At this point, it looks like anyone involved in creating, selling, or exhibiting digital artwork in an immersive virtual world-to-come may have to play by stricter rules than their less digitally advanced counterparts. Metaverse privacy requirements could be more aggressive. Metaverse copyright law could be more complex to navigate. Metaverse content-moderation policies could lead to de facto censorship that would be out of the question in a physical environment.
Au is already wary of this imbalance outcome. On the subject of copyright law in the metaverse, he said, “I’m concerned that any regulation that does go into effect will be draconian, not taking into account fair use principles.”
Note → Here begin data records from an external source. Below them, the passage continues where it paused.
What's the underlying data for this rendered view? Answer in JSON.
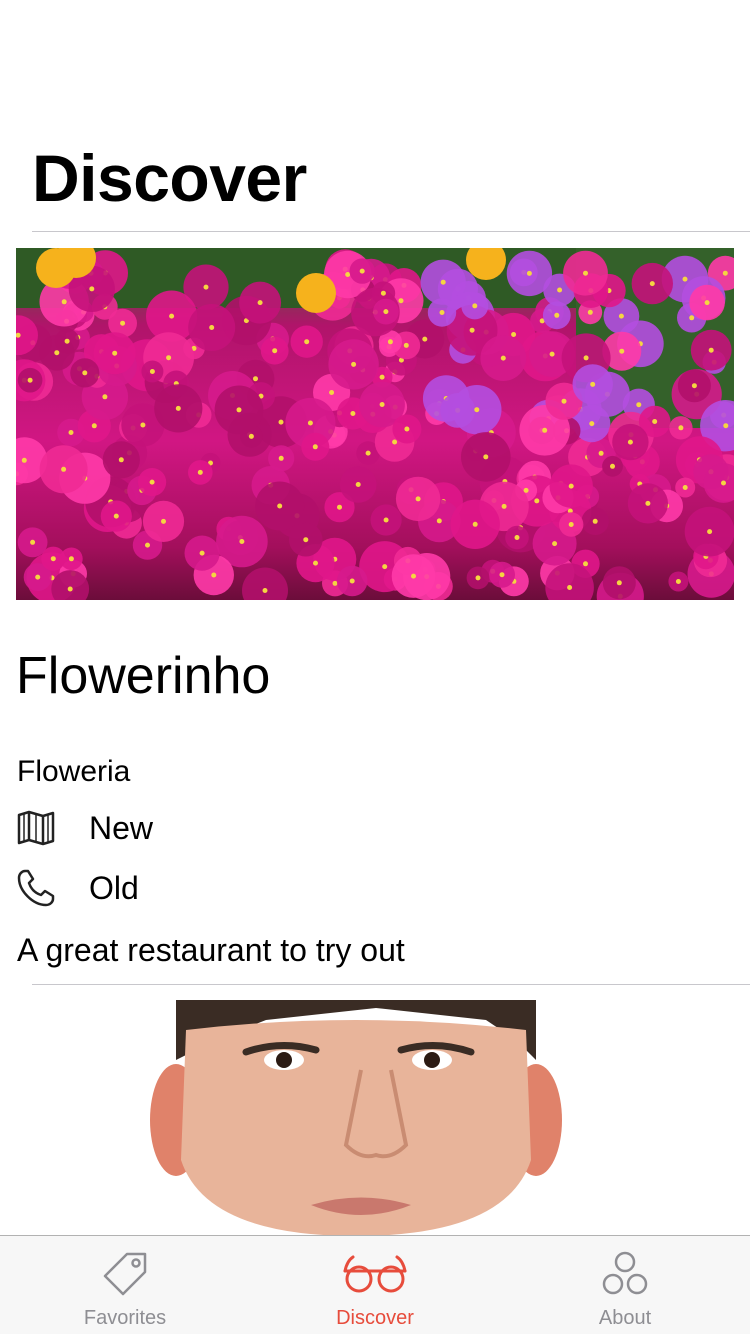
{
  "nav": {
    "title": "Discover"
  },
  "restaurant": {
    "name": "Flowerinho",
    "type": "Floweria",
    "location": "New",
    "phone": "Old",
    "description": "A great restaurant to try out"
  },
  "icons": {
    "location": "map-icon",
    "phone": "phone-icon"
  },
  "tabs": [
    {
      "label": "Favorites",
      "icon": "tag-icon",
      "active": false
    },
    {
      "label": "Discover",
      "icon": "glasses-icon",
      "active": true
    },
    {
      "label": "About",
      "icon": "circles-icon",
      "active": false
    }
  ],
  "colors": {
    "accent": "#e74c3c",
    "tab_inactive": "#8e8e93",
    "separator": "#c8c7cc"
  }
}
Or maybe not. It’s still unclear how, exactly, the E.U. and U.S.’s stated interest in regulating an immersive, always-on, interoperable online world would impact visual art’s relationship to that space once it exists as envisioned. But it’s obvious that the impact could be significant, and the high level of uncertainty around it means that anyone in the art industry with an eye toward metaverse participation has many more contingencies to consider than their more conservative peers.
The flip side, however, is that regulations are protections. If the sell side has to observe tougher (but wiser) guidelines in an immersive virtual world than anywhere else, the buy side could benefit. The increased consumer confidence might even lift the market for metaverse artwork far higher than it would otherwise go, creating a virtuous cycle. It’s just difficult to say given how much is up in the air at this stage.
For his part, Au has a few pointers on how artists should navigate this hazy stretch between potential and actual metaverse regulation:
“Try to make your artwork as platform-agnostic as possible, so that it’s not completely tied to any one metaverse platform. Related to that, copyright and register your I.P. with your local government! And whatever you do, don’t ever depend on the blockchain to ‘protect’ your artwork. That will only end in tears.”
It’s too early to know whether the same will be true for all metaverse creators. For now, all that we can be sure of is that the eyes of the state are wide open and looking hard in their direction.